Un incendie, dans l’objectif d’un photographe de presse, peut-il conjuguer à lui seul les conditions requises pour produire une image photogénique? Cette question a été examinée l’automne dernier dans le cadre d’un séminaire dispensé par le Prof. Claude Hauser à l’Université de Fribourg.
Une dizaine d’étudiants, dont je fais partie, ont eu l’occasion de se plonger au cœur des archives photographiques de La Liberté et ont chacun consacré un travail sur des sujets de l’actualité imagée du canton. Pas moins d’un millier d’images d’incendies sont conservées dans les archives du quotidien fribourgeois: des rues en feu, des logements privés, des forêts, de grandes usines et même de petites entreprises familiales. La question mérite d’être posée: pourquoi un tel intérêt photographique pour ce type d’évènements certes dramatiques, mais plutôt fréquents? Cette large couverture répond sans doute à la demande d’un lectorat attaché au patrimoine architectural du canton. Les Fribourgeois se souviennent des journées noircies par les cendres de l’Hôtel de Zähringen (1974) ou du Werkhof (1998). Au-delà de l’aspect identitaire, les images d’incendies troublent et séduisent l’œil curieux. Ces photographies spectaculaires font vivre à quiconque les observe un sentiment paradoxal, mélange de frayeur et de fascination. Mais cette esthétique du sublime suffit-elle pour qualifier ces images de «photogéniques»?
Quatre temps forts de l’incendie… tous photogéniques?

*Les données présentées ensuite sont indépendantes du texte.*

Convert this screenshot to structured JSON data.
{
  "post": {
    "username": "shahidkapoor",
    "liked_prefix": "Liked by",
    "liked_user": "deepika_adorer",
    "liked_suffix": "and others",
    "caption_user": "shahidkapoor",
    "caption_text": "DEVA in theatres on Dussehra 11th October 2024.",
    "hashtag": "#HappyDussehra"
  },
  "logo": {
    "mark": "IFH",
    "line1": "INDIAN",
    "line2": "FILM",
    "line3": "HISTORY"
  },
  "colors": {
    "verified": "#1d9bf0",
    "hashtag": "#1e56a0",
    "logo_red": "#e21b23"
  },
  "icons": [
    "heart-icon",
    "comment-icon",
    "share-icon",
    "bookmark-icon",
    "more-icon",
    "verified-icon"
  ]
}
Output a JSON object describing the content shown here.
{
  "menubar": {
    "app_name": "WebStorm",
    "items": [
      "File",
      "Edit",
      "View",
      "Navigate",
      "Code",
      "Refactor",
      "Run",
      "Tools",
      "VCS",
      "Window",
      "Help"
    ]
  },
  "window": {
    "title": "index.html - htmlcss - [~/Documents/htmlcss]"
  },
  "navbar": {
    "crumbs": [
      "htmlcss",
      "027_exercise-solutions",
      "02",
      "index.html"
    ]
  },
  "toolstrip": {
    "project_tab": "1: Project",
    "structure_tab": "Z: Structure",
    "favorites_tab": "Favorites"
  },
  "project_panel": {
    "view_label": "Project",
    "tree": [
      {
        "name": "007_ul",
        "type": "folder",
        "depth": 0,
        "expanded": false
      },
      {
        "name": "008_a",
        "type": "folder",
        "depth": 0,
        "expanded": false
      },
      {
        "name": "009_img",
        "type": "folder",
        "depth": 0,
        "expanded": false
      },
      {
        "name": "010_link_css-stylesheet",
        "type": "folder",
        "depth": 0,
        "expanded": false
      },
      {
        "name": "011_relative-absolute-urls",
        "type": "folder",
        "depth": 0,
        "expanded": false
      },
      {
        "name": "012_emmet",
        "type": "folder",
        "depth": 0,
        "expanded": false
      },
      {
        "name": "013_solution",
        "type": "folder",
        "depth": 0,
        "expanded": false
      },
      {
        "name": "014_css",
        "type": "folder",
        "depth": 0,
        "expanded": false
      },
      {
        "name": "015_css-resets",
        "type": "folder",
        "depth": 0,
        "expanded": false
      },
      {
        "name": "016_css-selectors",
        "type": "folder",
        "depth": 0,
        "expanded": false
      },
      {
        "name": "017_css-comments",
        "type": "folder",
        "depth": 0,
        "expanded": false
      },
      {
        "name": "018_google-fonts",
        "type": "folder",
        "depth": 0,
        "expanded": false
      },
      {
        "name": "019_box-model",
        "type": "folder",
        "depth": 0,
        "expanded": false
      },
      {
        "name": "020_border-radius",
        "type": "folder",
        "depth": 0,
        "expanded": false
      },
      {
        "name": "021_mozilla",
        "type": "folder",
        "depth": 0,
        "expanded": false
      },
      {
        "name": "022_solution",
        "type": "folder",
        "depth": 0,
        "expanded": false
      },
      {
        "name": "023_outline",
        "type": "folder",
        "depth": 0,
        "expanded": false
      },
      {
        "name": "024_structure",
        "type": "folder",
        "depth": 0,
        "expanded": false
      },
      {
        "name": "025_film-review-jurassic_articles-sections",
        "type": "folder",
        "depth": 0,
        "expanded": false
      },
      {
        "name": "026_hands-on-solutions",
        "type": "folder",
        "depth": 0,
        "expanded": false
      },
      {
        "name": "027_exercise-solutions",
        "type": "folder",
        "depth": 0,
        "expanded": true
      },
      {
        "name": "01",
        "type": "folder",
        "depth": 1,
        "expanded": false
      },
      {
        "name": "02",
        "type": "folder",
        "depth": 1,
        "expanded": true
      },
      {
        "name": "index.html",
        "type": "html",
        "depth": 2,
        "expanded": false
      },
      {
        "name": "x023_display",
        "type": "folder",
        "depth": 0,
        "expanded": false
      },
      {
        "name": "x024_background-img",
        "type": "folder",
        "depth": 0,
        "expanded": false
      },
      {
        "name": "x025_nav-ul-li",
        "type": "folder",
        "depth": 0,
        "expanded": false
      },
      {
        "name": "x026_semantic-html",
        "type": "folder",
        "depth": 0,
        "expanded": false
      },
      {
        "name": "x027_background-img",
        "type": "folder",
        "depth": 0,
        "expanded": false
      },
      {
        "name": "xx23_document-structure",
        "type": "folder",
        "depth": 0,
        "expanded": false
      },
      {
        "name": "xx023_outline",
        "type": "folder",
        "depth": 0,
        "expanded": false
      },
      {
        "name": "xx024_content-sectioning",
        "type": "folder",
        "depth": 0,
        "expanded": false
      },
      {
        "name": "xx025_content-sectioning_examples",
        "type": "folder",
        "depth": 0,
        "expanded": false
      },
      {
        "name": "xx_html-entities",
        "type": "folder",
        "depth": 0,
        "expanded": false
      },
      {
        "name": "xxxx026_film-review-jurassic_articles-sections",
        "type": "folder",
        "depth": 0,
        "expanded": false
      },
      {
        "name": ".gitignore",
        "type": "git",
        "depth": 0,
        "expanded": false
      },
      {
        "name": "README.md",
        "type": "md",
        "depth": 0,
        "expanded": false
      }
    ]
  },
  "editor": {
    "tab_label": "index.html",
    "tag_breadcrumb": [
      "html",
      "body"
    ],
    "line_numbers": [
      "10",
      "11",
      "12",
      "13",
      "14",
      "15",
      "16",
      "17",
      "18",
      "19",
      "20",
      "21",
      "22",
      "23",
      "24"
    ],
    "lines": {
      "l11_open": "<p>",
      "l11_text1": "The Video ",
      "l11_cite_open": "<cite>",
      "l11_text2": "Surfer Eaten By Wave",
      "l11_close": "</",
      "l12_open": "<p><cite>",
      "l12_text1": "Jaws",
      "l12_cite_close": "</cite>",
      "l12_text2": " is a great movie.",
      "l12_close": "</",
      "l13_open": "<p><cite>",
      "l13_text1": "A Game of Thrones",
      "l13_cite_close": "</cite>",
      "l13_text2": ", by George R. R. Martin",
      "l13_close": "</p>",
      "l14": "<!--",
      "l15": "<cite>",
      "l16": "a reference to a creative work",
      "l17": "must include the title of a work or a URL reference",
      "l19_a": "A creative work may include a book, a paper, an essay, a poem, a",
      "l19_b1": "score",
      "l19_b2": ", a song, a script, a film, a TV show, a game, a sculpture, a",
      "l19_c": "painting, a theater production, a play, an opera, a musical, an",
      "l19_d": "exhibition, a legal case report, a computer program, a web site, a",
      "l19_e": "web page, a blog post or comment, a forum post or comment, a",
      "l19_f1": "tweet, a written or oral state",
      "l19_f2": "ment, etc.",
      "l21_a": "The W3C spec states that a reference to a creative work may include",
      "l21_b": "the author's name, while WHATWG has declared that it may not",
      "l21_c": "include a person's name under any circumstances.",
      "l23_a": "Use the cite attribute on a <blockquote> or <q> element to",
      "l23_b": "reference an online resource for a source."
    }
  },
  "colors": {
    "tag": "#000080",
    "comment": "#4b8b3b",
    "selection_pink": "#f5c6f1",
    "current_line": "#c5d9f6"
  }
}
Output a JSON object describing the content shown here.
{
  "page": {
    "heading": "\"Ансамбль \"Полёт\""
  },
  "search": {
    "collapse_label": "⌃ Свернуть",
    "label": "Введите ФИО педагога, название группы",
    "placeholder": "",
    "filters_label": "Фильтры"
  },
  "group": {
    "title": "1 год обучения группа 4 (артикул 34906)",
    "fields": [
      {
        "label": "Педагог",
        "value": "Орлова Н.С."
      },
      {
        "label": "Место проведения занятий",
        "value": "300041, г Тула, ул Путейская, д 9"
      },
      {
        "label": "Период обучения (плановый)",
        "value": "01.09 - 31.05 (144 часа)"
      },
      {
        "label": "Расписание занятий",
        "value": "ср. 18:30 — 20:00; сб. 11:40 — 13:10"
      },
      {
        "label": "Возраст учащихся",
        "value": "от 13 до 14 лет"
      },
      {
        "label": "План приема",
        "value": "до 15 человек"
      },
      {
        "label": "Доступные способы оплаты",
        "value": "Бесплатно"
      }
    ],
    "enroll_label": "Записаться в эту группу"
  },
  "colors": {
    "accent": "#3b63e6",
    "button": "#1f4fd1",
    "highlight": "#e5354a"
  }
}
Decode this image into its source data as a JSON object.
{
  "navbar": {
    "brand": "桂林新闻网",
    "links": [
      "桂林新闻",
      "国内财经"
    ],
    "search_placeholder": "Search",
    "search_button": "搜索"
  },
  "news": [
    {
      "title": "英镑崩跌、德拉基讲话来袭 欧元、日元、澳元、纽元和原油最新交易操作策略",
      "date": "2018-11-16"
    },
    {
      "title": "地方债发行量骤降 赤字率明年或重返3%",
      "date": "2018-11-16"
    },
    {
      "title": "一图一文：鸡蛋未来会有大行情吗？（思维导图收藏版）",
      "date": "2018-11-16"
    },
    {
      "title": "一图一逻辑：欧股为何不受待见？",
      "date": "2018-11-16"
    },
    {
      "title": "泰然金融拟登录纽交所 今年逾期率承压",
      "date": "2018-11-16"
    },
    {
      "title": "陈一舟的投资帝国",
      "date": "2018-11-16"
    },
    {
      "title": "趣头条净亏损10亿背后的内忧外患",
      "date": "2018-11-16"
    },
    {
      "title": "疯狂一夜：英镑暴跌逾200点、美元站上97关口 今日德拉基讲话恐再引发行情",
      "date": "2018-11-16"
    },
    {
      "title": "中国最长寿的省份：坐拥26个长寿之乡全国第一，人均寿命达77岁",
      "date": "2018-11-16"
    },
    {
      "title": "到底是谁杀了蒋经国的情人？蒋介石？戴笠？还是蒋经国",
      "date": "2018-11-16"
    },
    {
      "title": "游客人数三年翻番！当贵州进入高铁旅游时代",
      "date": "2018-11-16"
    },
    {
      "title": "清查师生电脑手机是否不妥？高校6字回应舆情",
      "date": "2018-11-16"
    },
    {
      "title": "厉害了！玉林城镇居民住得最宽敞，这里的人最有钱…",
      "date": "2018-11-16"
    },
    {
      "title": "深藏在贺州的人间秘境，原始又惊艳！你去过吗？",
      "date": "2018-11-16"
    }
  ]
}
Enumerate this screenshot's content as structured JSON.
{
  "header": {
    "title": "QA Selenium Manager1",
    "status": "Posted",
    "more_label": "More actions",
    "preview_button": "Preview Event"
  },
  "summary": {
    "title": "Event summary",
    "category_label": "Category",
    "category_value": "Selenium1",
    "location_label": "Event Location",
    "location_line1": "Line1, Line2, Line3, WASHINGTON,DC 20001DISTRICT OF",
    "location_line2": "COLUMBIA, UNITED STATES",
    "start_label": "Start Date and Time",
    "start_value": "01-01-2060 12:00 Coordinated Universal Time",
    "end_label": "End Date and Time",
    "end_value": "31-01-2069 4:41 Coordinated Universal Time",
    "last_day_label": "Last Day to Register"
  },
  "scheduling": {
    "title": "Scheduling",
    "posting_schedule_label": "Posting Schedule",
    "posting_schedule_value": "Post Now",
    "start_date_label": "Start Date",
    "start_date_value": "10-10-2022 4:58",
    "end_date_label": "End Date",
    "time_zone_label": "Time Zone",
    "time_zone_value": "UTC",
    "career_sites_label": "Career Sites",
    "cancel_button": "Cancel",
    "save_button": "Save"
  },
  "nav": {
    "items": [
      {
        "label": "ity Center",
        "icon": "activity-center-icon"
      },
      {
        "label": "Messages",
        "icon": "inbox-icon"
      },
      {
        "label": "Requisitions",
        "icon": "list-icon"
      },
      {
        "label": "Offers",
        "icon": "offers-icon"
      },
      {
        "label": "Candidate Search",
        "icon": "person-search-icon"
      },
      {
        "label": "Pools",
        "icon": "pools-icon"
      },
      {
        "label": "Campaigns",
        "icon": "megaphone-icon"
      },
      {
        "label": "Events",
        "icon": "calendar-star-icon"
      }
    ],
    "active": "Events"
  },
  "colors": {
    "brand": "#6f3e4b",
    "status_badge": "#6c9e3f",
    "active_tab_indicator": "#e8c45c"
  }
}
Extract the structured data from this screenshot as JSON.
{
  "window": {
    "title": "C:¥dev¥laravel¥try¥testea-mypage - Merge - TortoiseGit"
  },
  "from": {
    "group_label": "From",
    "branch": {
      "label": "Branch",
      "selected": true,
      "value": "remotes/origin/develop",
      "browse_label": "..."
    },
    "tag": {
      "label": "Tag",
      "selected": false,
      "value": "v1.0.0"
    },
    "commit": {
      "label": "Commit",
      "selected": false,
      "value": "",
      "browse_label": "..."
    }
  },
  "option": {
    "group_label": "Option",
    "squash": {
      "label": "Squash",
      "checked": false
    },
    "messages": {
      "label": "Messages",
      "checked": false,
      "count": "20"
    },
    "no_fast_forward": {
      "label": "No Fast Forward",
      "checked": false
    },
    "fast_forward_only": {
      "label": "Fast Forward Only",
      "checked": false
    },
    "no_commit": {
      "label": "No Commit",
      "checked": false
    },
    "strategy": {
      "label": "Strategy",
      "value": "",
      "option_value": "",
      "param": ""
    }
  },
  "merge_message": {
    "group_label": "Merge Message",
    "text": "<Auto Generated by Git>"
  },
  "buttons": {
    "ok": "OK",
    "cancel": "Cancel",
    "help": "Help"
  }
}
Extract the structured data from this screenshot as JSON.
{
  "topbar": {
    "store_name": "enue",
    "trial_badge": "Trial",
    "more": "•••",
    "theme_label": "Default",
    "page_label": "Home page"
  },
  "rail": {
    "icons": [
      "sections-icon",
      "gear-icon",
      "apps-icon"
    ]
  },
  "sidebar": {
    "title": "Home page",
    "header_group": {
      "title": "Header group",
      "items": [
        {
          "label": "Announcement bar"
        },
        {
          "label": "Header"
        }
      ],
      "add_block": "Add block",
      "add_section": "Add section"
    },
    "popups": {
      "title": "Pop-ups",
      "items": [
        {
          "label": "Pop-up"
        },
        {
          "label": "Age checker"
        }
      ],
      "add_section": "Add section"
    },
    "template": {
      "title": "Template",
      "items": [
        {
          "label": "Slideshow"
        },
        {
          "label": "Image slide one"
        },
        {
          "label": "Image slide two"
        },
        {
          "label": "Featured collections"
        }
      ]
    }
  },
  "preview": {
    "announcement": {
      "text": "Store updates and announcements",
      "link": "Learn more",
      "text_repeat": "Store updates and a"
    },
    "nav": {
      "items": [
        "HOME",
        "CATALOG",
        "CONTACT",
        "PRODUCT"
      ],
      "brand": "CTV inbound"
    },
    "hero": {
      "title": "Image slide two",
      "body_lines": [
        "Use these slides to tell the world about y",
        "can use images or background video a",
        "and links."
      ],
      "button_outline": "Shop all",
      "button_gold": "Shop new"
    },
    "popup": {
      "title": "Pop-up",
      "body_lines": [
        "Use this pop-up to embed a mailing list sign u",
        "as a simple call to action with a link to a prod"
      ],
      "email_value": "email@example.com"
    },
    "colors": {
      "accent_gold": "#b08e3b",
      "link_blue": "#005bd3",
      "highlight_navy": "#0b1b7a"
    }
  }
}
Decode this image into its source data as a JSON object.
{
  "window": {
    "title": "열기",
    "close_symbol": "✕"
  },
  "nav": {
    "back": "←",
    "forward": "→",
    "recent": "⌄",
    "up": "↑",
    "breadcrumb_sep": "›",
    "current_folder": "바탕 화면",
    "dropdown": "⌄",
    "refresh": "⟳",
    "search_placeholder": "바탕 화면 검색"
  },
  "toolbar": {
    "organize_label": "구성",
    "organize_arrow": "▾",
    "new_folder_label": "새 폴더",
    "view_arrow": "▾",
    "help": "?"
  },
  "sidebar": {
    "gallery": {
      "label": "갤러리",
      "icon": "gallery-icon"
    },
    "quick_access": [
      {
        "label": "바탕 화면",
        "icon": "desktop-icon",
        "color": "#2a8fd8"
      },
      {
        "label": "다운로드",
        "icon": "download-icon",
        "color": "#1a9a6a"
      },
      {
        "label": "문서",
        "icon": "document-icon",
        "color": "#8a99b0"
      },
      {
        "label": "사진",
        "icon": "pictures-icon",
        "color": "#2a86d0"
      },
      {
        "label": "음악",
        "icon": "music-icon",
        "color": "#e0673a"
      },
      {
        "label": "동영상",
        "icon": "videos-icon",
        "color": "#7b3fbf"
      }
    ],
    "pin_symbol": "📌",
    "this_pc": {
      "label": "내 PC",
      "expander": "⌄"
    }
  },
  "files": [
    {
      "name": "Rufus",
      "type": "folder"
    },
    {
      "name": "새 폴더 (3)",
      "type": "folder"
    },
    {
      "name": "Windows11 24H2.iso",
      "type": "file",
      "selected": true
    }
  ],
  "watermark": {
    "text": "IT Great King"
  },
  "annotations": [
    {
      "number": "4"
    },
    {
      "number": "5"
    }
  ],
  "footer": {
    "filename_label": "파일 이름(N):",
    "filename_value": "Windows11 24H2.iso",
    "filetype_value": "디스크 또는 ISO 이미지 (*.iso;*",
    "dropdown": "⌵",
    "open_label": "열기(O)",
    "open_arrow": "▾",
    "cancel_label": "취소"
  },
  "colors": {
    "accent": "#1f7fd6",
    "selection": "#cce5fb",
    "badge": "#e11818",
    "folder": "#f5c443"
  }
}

Souvent pris dans le feu de l’action, les photographes de presse ont d’ordinaire pour ambition première de délivrer des images informatives et non ce qu’on appelle communément de «belles photographies». Dans certains cas, l’incendie semble échapper à cet impératif documentaire et le reporter peut parfois aspirer à une certaine autonomie esthétique. Les images consultées dans les archives de La Liberté couvrent quatre moments clés du drame, avec des attraits variables. Si les flammes sont les actrices les plus fameuses de l’incendie, elles ne monopolisent pas forcément l’attention. Leur force d’attraction – vraisemblablement conjuguée à leur potentiel commercial – est fréquemment exploitée à la une, mais pas systématiquement dans le corps du journal. Les rédacteurs usent du pathos qui émane de ces clichés afin de captiver l’attention du lecteur. Bien que ces vues déclenchent la sidération du spectateur devant l’ampleur des dégâts, les photos que l’on rencontre le plus souvent dans le quotidien tendent davantage à la réinscription des faits tragiques dans une histoire. Le travail humain, en premier celui du pompier, est le point de départ des récits qui semblent faire fi de la qualité de ses illustrations. Dans les archives, rares sont les images de victimes ou de civils. Ces quelques portraits d’hommes et de femmes, indépendamment de leur qualité et de leur prétention esthétique, s’adressent néanmoins directement aux sentiments du lecteur et se soustraient ainsi à leur simple rôle informatif. Enfin, le spectacle des ruines conjugue à lui seul considérations informatives et esthétiques; les images des décombres traduisent tout autant la brutalité de l’incendie que la troublante beauté qui émane du chaos.
Dans le cadre de la presse quotidienne, l’incendie brouille les frontières entre photographie esthétique et informative. L’incendie n’est pas un sujet photogénique en soi, encore moins lorsqu’il est traité par un photographe de presse dont l’intérêt artistique est relégué au second plan. Photogéniques, ces images le deviennent surtout dans un second temps grâce aux projections personnelles des lecteurs et à la prouesse des photographes qui subliment la réalité pour produire des photographies mémorables.